Un timbrazo…, otro…, otro… Pasos y un ayudante en la puerta.
– ¡General, que le den doscientos palos a éste, ya ya! -rugió el Presidente; y pasó en seguida a la Casa Presidencial. La comida estaba puesta.
A ese animal se le llenaron los ojos de lágrimas. No habló porque no pudo y porque sabía que era inútil implorar perdón: el Señor Presidente estaba como endemoniado con el asesinato de Parrales Sonriente. A sus ojos nublados asomaron a implorar por él su mujer y sus hijos: una vieja trabajada y una media docena de chicuelos flacos. Con la mano hecha un garabato se buscaba la bolsa de la chaqueta para sacar el pañuelo y llorar amargamente -¡y no poder gritar para aliviarse!-, pensando, no como el resto de los mortales, que aquel castigo era inicuo; por el contrario, que bueno estaba que le pegaran para enseñarle a no ser torpe -¡y no poder gritar para aliviarse!-, para enseñarle a hacer bien las cosas, y no derramar la tinta sobre las notas -¡y no poder gritar para aliviarse!…
Entre los labios cerrados le salían los dientes en forma de peineta, contribuyendo con sus carrillos fláccidos y su angustia a darle aspecto de condenado a muerte. El sudor de la espalda le pegaba la camisa, acongojándole de un modo extraño.
¡Nunca había sudado tanto!… ¡Y no poder gritar para aliviarse! Y la basca del miedo le, le, le hacía tiritar…

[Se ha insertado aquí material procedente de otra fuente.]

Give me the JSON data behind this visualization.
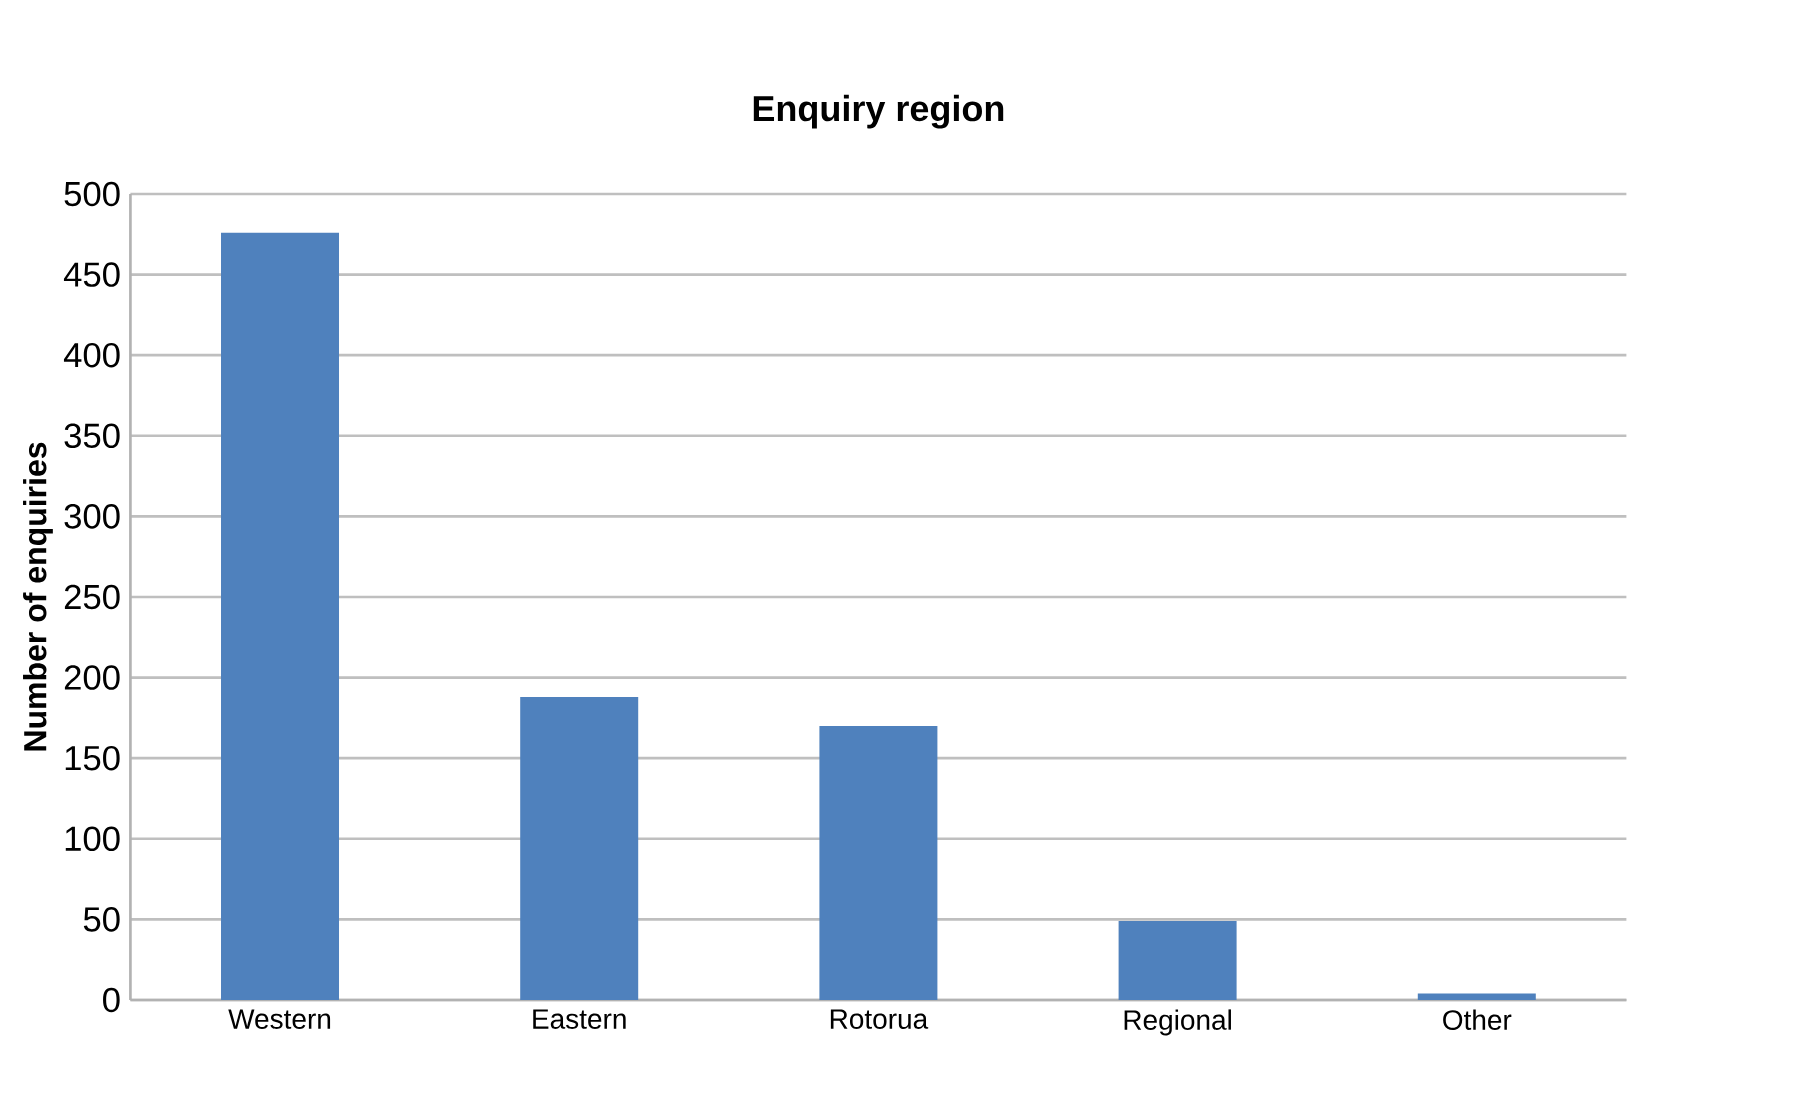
{
  "chart_data": {
    "type": "bar",
    "title": "Enquiry region",
    "ylabel": "Number of enquiries",
    "categories": [
      "Western",
      "Eastern",
      "Rotorua",
      "Regional",
      "Other"
    ],
    "values": [
      476,
      188,
      170,
      49,
      4
    ],
    "color": "#4f81bd",
    "ylim": [
      0,
      500
    ],
    "yticks": [
      0,
      50,
      100,
      150,
      200,
      250,
      300,
      350,
      400,
      450,
      500
    ],
    "grid": "y"
  }
}
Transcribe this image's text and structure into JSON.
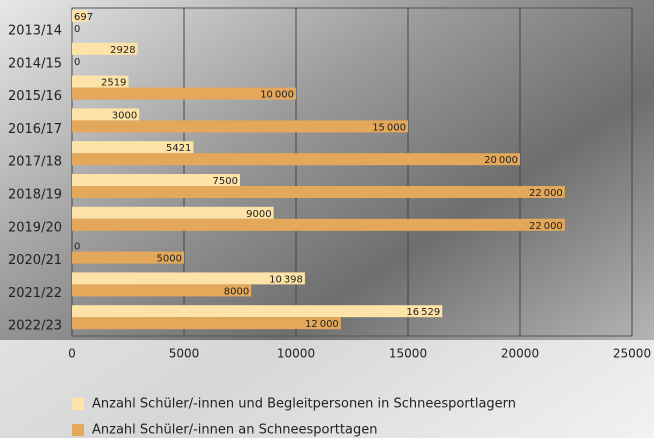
{
  "chart_data": {
    "type": "bar",
    "orientation": "horizontal",
    "categories": [
      "2013/14",
      "2014/15",
      "2015/16",
      "2016/17",
      "2017/18",
      "2018/19",
      "2019/20",
      "2020/21",
      "2021/22",
      "2022/23"
    ],
    "series": [
      {
        "name": "Anzahl Schüler/-innen und Begleitpersonen in Schneesportlagern",
        "color": "#fde3a7",
        "values": [
          697,
          2928,
          2519,
          3000,
          5421,
          7500,
          9000,
          0,
          10398,
          16529
        ],
        "value_labels": [
          "697",
          "2928",
          "2519",
          "3000",
          "5421",
          "7500",
          "9000",
          "0",
          "10 398",
          "16 529"
        ]
      },
      {
        "name": "Anzahl Schüler/-innen an Schneesporttagen",
        "color": "#e4a85a",
        "values": [
          0,
          0,
          10000,
          15000,
          20000,
          22000,
          22000,
          5000,
          8000,
          12000
        ],
        "value_labels": [
          "0",
          "0",
          "10 000",
          "15 000",
          "20 000",
          "22 000",
          "22 000",
          "5000",
          "8000",
          "12 000"
        ]
      }
    ],
    "xlim": [
      0,
      25000
    ],
    "xticks": [
      0,
      5000,
      10000,
      15000,
      20000,
      25000
    ],
    "grid": true
  }
}
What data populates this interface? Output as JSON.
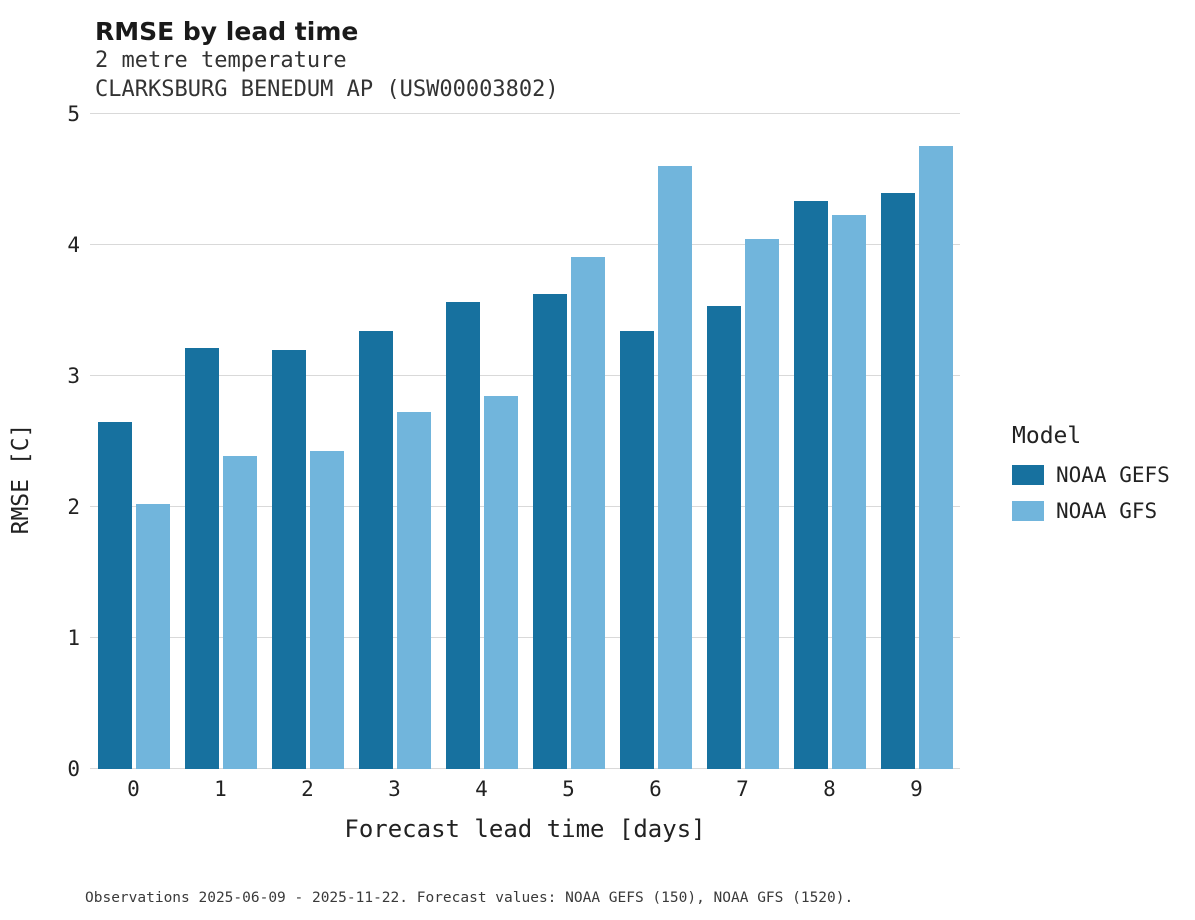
{
  "chart_data": {
    "type": "bar",
    "title": "RMSE by lead time",
    "subtitle": [
      "2 metre temperature",
      "CLARKSBURG BENEDUM AP (USW00003802)"
    ],
    "xlabel": "Forecast lead time [days]",
    "ylabel": "RMSE [C]",
    "ylim": [
      0,
      5
    ],
    "yticks": [
      0,
      1,
      2,
      3,
      4,
      5
    ],
    "grid": true,
    "categories": [
      "0",
      "1",
      "2",
      "3",
      "4",
      "5",
      "6",
      "7",
      "8",
      "9"
    ],
    "series": [
      {
        "name": "NOAA GEFS",
        "color": "#17719f",
        "values": [
          2.65,
          3.22,
          3.2,
          3.35,
          3.57,
          3.63,
          3.35,
          3.54,
          4.34,
          4.4
        ]
      },
      {
        "name": "NOAA GFS",
        "color": "#71b5dc",
        "values": [
          2.03,
          2.39,
          2.43,
          2.73,
          2.85,
          3.91,
          4.61,
          4.05,
          4.23,
          4.76
        ]
      }
    ],
    "legend_title": "Model",
    "legend_position": "right",
    "caption": "Observations 2025-06-09 - 2025-11-22. Forecast values: NOAA GEFS (150), NOAA GFS (1520)."
  }
}
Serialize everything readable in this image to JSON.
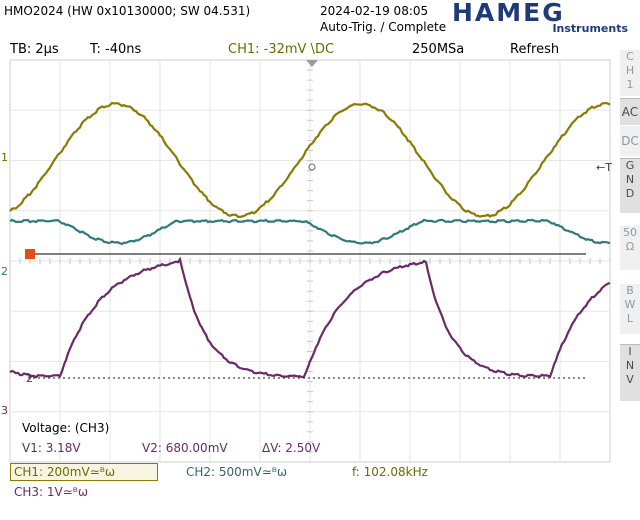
{
  "header": {
    "model": "HMO2024 (HW 0x10130000; SW 04.531)",
    "datetime": "2024-02-19 08:05",
    "trigger_status": "Auto-Trig. / Complete",
    "logo_text": "HAMEG",
    "logo_sub": "Instruments"
  },
  "status_bar": {
    "timebase": "TB: 2µs",
    "trigger_time": "T: -40ns",
    "ch1_trigger": "CH1: -32mV \\DC",
    "sample_rate": "250MSa",
    "mode": "Refresh"
  },
  "right_panel": {
    "ch_label": [
      "C",
      "H",
      "1"
    ],
    "ac": "AC",
    "dc": "DC",
    "gnd": [
      "G",
      "N",
      "D"
    ],
    "fifty": [
      "50",
      "Ω"
    ],
    "bwl": [
      "B",
      "W",
      "L"
    ],
    "inv": [
      "I",
      "N",
      "V"
    ]
  },
  "markers": {
    "ch1": "1",
    "ch2": "2",
    "ch3": "3",
    "trigger": "←T",
    "ch2_offset": "2",
    "trigger_level": "1"
  },
  "cursor": {
    "title": "Voltage: (CH3)",
    "v1": "V1: 3.18V",
    "v2": "V2: 680.00mV",
    "dv": "ΔV: 2.50V"
  },
  "channels": {
    "ch1": "CH1: 200mV≃ᴮω",
    "ch2": "CH2: 500mV≃ᴮω",
    "ch3": "CH3: 1V≃ᴮω",
    "frequency": "f: 102.08kHz"
  },
  "colors": {
    "ch1": "#8a7a00",
    "ch2": "#2f7a7a",
    "ch3": "#6a2a6a",
    "logo": "#1f3a78"
  }
}
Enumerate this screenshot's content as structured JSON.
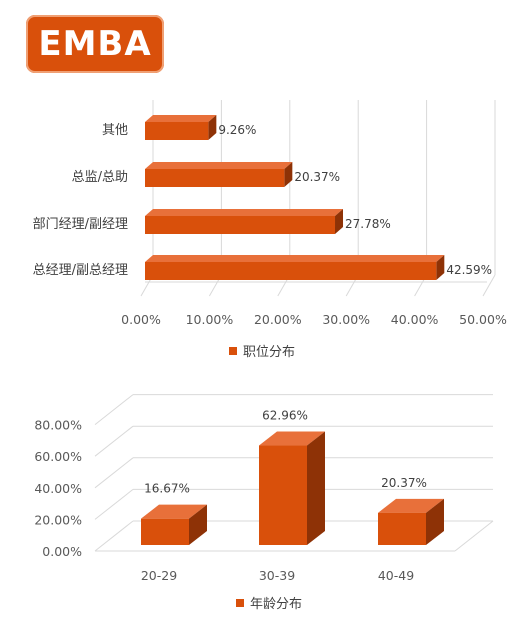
{
  "header": {
    "badge_text": "EMBA"
  },
  "colors": {
    "front": "#d9500b",
    "top": "#e8703a",
    "side": "#8e3206",
    "grid": "#d9d9d9"
  },
  "chart_data": [
    {
      "type": "bar",
      "orientation": "horizontal",
      "categories": [
        "总经理/副总经理",
        "部门经理/副经理",
        "总监/总助",
        "其他"
      ],
      "values": [
        42.59,
        27.78,
        20.37,
        9.26
      ],
      "data_labels": [
        "42.59%",
        "27.78%",
        "20.37%",
        "9.26%"
      ],
      "xlim": [
        0,
        50
      ],
      "x_ticks": [
        "0.00%",
        "10.00%",
        "20.00%",
        "30.00%",
        "40.00%",
        "50.00%"
      ],
      "legend": "职位分布",
      "legend_placement": "bottom",
      "grid": true
    },
    {
      "type": "bar",
      "orientation": "vertical",
      "categories": [
        "20-29",
        "30-39",
        "40-49"
      ],
      "values": [
        16.67,
        62.96,
        20.37
      ],
      "data_labels": [
        "16.67%",
        "62.96%",
        "20.37%"
      ],
      "ylim": [
        0,
        80
      ],
      "y_ticks": [
        "0.00%",
        "20.00%",
        "40.00%",
        "60.00%",
        "80.00%"
      ],
      "legend": "年龄分布",
      "legend_placement": "bottom",
      "grid": true
    }
  ]
}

El ayudante le sacó del brazo como dundo, embutido en una torpeza macabra: los ojos fijos, los oídos con una terrible sensación de vacío, la piel pesada, pesadísima, doblándose por los riñones, flojo, cada vez más flojo…
Minutos después, en el comedor:
– ¿Da su permiso, señor Presidente?
– Pase, general.
– Señor, vengo a darle parte de ese animal que no aguantó los doscientos palos.
La sirvienta que sostenía el plato del que tomaba el Presidente, en ese momento, una papa frita, se puso a temblar…
– Y usted, ¿por qué tiembla? -le increpó el amo. Y volviéndose al general que, cuadrado, con el quepis en la mano, esperaba sin pestañear-: ¡Está bien, retírese!
Sin dejar el plato, la sirvienta corrió a alcanzar al ayudante y le preguntó por qué no había aguantado los doscientos palos.
– ¿Cómo por qué? ¡Porque se murió!
Y siempre con el plato, volvió al comedor.
– ¡Señor -dijo casi llorando al Presidente, que comía tranquilo-, dice que no aguantó porque se murió!
– ¿Y qué? ¡Traiga lo que sigue!
VI La cabeza de un general
Miguel Cara de Ángel, el hombre de toda la confianza del Presidente, entró de sobremesa.
– ¡Mil excusas, señor Presidente! -dijo al asomar a la puerta del comedor. (Era bello y malo como Satán)-. ¡Mil excusas, Señor Presidente, si vengo-ooo… pero tuve que ayudar a un leñatero con un herido que recogió de la basura y no me fue posible venir antes! ¡Informo al Señor Presidente que no se trataba de persona conocida, sino de uno así como cualquiera!
El Presidente vestía, como siempre, de luto riguroso: negros los zapatos, negro el traje, negra la corbata, negro el sombrero que nunca se quitaba; en los bigotes canos, peinados sobre las comisuras de los labios, disimulaba las encías sin dientes, tenía los carrillos pellejudos y los párpados como pellizcados.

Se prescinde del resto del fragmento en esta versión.